Going round and round with my problems with odd tile sizes and other things and the overall design of my SH3D board this weekend (which has been utterly unproductive otherwise - I can't even find my clippers) it occured to me that one thing I hadn't considered was inflating the tile size to a more workable unit, one which would also handily match the grid on the other side of the movement tray - from 46.7mm up to 50mm. Now compared to the "natural" SH cardstock grid of 31mm (1mm lines between tiles) that's a huge increase - and to be sure big missions might have to happen on the deck not the dining table - but if I'm already committed to the city of death tiles (which I probably am) it's only adding another 6%. Workable.

Now here's where the opportunity part comes in. A 50mm tile will happily accommodate two standard infantry bases waving arms and big guns around as much as they like.

Doesn't sound like much. Sounds pretty bloody obvious actually. Banal even. But two models on the same square? Think about the possibilities that adds for maybe playing guardsmen in the game. Guardsmen just don't work very well in space hulk with any ruleset which tries to reflect how very not-terminators they are. Trust me on this, I've written enough home brew to know that SH is very well engineered game, but also very tightly engineered. The average kill distance of a storm bolter on overwatch is built into the balance of the maps. So is the limited number of marines. Swamping the board with too many underpowered models just bogs things down. The guardsmen block each other all the time and they don't have the guns for the point men to be effective anyway.

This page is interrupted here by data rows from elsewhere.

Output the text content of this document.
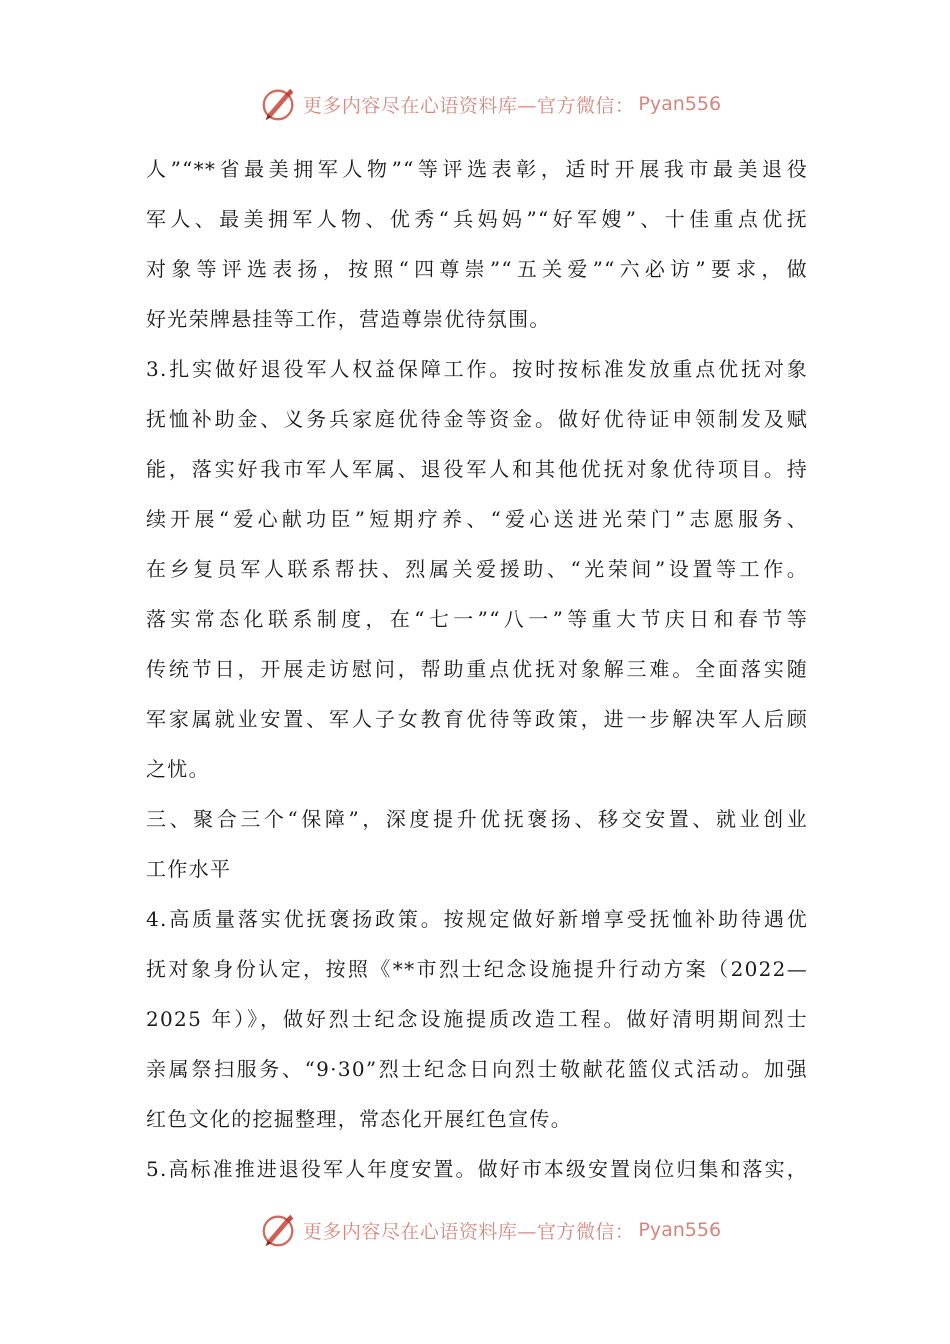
更多内容尽在心语资料库—官方微信： Pyan556
人”“**省最美拥军人物”“等评选表彰，适时开展我市最美退役
军人、最美拥军人物、优秀“兵妈妈”“好军嫂”、十佳重点优抚
对象等评选表扬，按照“四尊崇”“五关爱”“六必访”要求，做
好光荣牌悬挂等工作，营造尊崇优待氛围。
3.扎实做好退役军人权益保障工作。按时按标准发放重点优抚对象
抚恤补助金、义务兵家庭优待金等资金。做好优待证申领制发及赋
能，落实好我市军人军属、退役军人和其他优抚对象优待项目。持
续开展“爱心献功臣”短期疗养、“爱心送进光荣门”志愿服务、
在乡复员军人联系帮扶、烈属关爱援助、“光荣间”设置等工作。
落实常态化联系制度，在“七一”“八一”等重大节庆日和春节等
传统节日，开展走访慰问，帮助重点优抚对象解三难。全面落实随
军家属就业安置、军人子女教育优待等政策，进一步解决军人后顾
之忧。
三、聚合三个“保障”，深度提升优抚褒扬、移交安置、就业创业
工作水平
4.高质量落实优抚褒扬政策。按规定做好新增享受抚恤补助待遇优
抚对象身份认定，按照《**市烈士纪念设施提升行动方案（2022—
2025 年）》，做好烈士纪念设施提质改造工程。做好清明期间烈士
亲属祭扫服务、“9·30”烈士纪念日向烈士敬献花篮仪式活动。加强
红色文化的挖掘整理，常态化开展红色宣传。
5.高标准推进退役军人年度安置。做好市本级安置岗位归集和落实，
更多内容尽在心语资料库—官方微信： Pyan556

But if I was to say let two guardsmen occupy a tile then not only can we avoid blocking problems, we can also double up on firepower at the point. Cinematically (the best justification for any games designer imho) I can totally see lines of guards down the corridor wall, bringing a heavy weapon up from the rear. I can see two guards staring at the crossroads ahead down their gunsights. Maybe they're back to back on overwatch. A lot of things to think about there from a games designer point of view.

And that leads me onto thinking about other things I can do with smaller bases in a big base world. Remember the ventilation shaft missions from WD around SHv2? Remember the collapsed corridor from Warhammer Quest?

What if I could do something like this, a section which only smaller bases could move through:

From another 3D head...
Possibility from limitation. I'm feeling better about this project again, now I just have to tear down the current prototypes and build up some 50mm ones.